Reconfinement oblige et à un mois de Noël, jardineries et magasins de détail essaient de s’adapter au mieux pour satisfaire les désirs festifs de leur clientèle. Via les sites internet, les commandes “click and collect” sur catalogues de Noël opèrent un timide démarrage. Concernant les sapins naturels dont le ministre de l’Agriculture, Julien Denormandie, vient d’autoriser la vente, les professionnels, un peu plus rassurés, attendent désormais le décret d’application qui en définira les modalités ce vendredi.

“Faute d’accueillir nos clients dans les rayons décoration de Noël fermés jusqu’à nouvel ordre, nous avons opté pour le drive. Les gens ont à présent la possibilité de e-commander via notre catalogue numérique (*) le ou les articles de leur choix. Après règlement, ils reçoivent un mail de confirmation afin de venir récupérer leurs achats en magasin à une date fixée”, fait savoir Sylvie Gras, gérante du Bazarland, commerce indépendant bien que franchisé (50 implantés sur le territoire national) situé dans la zone d’activités de Latour-Bas-Elne. Reprenant : “mais j’avoue que le démarrage est très lent – 20 % seulement de e-commandes -, et difficile surtout pour nos clientes les plus âgées qui n’ont pas forcément d’ordinateur chez elles ou ne savent pas s’en servir.” 

Le sapin artificiel, roi du “click and collect”

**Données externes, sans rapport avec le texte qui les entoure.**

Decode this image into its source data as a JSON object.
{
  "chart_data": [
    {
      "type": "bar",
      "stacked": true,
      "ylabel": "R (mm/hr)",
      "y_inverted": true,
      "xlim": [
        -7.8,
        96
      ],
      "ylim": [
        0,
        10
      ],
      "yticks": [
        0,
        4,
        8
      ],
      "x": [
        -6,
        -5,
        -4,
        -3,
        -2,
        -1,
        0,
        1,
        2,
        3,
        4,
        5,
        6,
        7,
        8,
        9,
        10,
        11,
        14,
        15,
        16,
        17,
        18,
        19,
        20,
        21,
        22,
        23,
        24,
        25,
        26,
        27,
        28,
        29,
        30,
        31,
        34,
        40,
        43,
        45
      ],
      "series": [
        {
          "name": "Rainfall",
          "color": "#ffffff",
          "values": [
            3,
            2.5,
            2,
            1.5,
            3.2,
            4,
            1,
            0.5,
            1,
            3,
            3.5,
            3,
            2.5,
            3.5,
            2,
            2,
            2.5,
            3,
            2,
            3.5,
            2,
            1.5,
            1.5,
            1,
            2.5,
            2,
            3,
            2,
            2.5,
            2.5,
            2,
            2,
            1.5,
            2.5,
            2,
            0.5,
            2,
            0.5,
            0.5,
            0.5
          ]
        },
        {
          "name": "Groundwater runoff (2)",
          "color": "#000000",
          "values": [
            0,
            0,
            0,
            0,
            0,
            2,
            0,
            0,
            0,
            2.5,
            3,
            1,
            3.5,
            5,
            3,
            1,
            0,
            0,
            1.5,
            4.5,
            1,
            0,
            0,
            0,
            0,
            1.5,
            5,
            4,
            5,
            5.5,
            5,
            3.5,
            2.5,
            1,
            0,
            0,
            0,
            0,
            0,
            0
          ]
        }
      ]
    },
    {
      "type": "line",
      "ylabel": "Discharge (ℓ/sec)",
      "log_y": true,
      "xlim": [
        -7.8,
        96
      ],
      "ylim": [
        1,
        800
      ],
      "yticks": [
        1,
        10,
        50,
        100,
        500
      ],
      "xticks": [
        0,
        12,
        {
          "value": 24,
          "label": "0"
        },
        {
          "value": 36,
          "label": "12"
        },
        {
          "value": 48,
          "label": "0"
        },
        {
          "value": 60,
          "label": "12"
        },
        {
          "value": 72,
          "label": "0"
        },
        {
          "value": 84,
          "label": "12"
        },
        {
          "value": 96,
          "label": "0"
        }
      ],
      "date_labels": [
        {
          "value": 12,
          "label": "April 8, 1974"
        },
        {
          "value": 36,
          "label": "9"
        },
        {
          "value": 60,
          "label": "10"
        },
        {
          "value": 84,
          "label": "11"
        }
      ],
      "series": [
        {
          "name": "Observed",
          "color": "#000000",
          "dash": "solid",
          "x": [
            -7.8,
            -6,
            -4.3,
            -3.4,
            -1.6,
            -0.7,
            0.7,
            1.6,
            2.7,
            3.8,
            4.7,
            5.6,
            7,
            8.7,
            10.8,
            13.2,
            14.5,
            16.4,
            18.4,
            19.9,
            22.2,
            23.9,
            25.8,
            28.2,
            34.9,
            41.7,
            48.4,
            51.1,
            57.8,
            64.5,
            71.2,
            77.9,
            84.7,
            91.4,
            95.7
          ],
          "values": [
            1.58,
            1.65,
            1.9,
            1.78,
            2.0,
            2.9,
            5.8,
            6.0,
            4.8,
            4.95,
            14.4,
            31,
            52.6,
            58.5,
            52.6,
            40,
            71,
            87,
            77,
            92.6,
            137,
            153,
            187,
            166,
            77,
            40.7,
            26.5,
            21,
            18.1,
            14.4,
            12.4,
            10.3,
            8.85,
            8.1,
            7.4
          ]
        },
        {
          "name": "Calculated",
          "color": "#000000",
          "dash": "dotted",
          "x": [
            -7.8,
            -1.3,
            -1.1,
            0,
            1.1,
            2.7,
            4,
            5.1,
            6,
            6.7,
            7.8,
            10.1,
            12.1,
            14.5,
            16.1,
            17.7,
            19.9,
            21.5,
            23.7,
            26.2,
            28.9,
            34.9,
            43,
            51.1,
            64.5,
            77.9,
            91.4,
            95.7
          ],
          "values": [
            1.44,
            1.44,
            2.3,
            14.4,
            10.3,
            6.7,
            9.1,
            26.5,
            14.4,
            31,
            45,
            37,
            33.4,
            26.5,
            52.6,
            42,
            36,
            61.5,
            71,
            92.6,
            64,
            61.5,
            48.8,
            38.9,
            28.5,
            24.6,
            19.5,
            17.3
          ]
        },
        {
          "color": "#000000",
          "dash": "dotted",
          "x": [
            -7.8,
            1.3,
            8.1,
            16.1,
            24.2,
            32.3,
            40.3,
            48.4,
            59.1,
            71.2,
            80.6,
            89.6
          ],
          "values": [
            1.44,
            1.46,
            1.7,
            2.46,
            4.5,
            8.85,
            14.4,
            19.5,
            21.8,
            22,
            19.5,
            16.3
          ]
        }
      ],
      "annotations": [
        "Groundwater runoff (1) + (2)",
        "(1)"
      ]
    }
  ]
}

“Nos sapins  – nous ne vendons que de l’artificiel mais d’excellente qualité remportent eux un franc succès via les e-commandes. Ils sont un peu les rois du click and collect”, reconnaît la gérante.

Il est vrai que cet arbre, nimbé de magie et prometteur de cadeaux enrubannés, occupe en effet une place prépondérante en cette période de l’année. 

Habituellement il s’en écoule près de 6 millions d’unités par an, sapins naturels s’entend,(dont 80 % sont produits dans l’hexagone et environ 200 000 dans le sud-ouest, (**). Nordman, Epicéa, Triumph, Black Box,  Nobilis, Grandis etc. peu importe sa variété ou sa taille, ce conifère élégant et odorant, “élevé” pendant 10 ans au sein de sapinières spécialisées, véhicule un symbole puissant dans l’imagerie traditionnelle.

Un décret d’application attendu par tous

Après l’annonce faite, lundi soir, par le ministère de l’Agriculture concernant l’autorisation de vendre nos sapins de Noël naturels -ce dont je me réjouis après l’incertitude  dans laquelle l’ensemble des professionnels était plongé – j’attends maintenant de pied ferme le décret d’application pour en connaître les modalités. Je veux rester optimiste, mais dans quelles conditions ces ventes vont-elles se dérouler ? Pourra-t-on enfin donner au public libre accès aux rayons décoration et sapins de Noël ? Ou poursuivre un click and collect déconnecté du toucher, des parfums, du simple plaisir des yeux?”, s’interroge pour sa part Philippe Puig (Jardineries Delbard à Elne).

Mais il se tient prêt pour la livraison, le 25 novembre, d’une “forêt d’un millier de sapins naturels” qu’il a hâte “de mettre en scène” avec son équipe de jardiniers. Pour faire rêver, en vrai, petits et grands .

 (*) Sur www.bazarland.fr

  (**) À notre connaissance, le dernier cultivateur qui s’est lancé, en 2014 dans la sylviculture dans les P.-O.(Reynès), Serge Arnaudiès, a cessé sa production de sapins de Noël deux ans après. Et ne l’a pas repris depuis.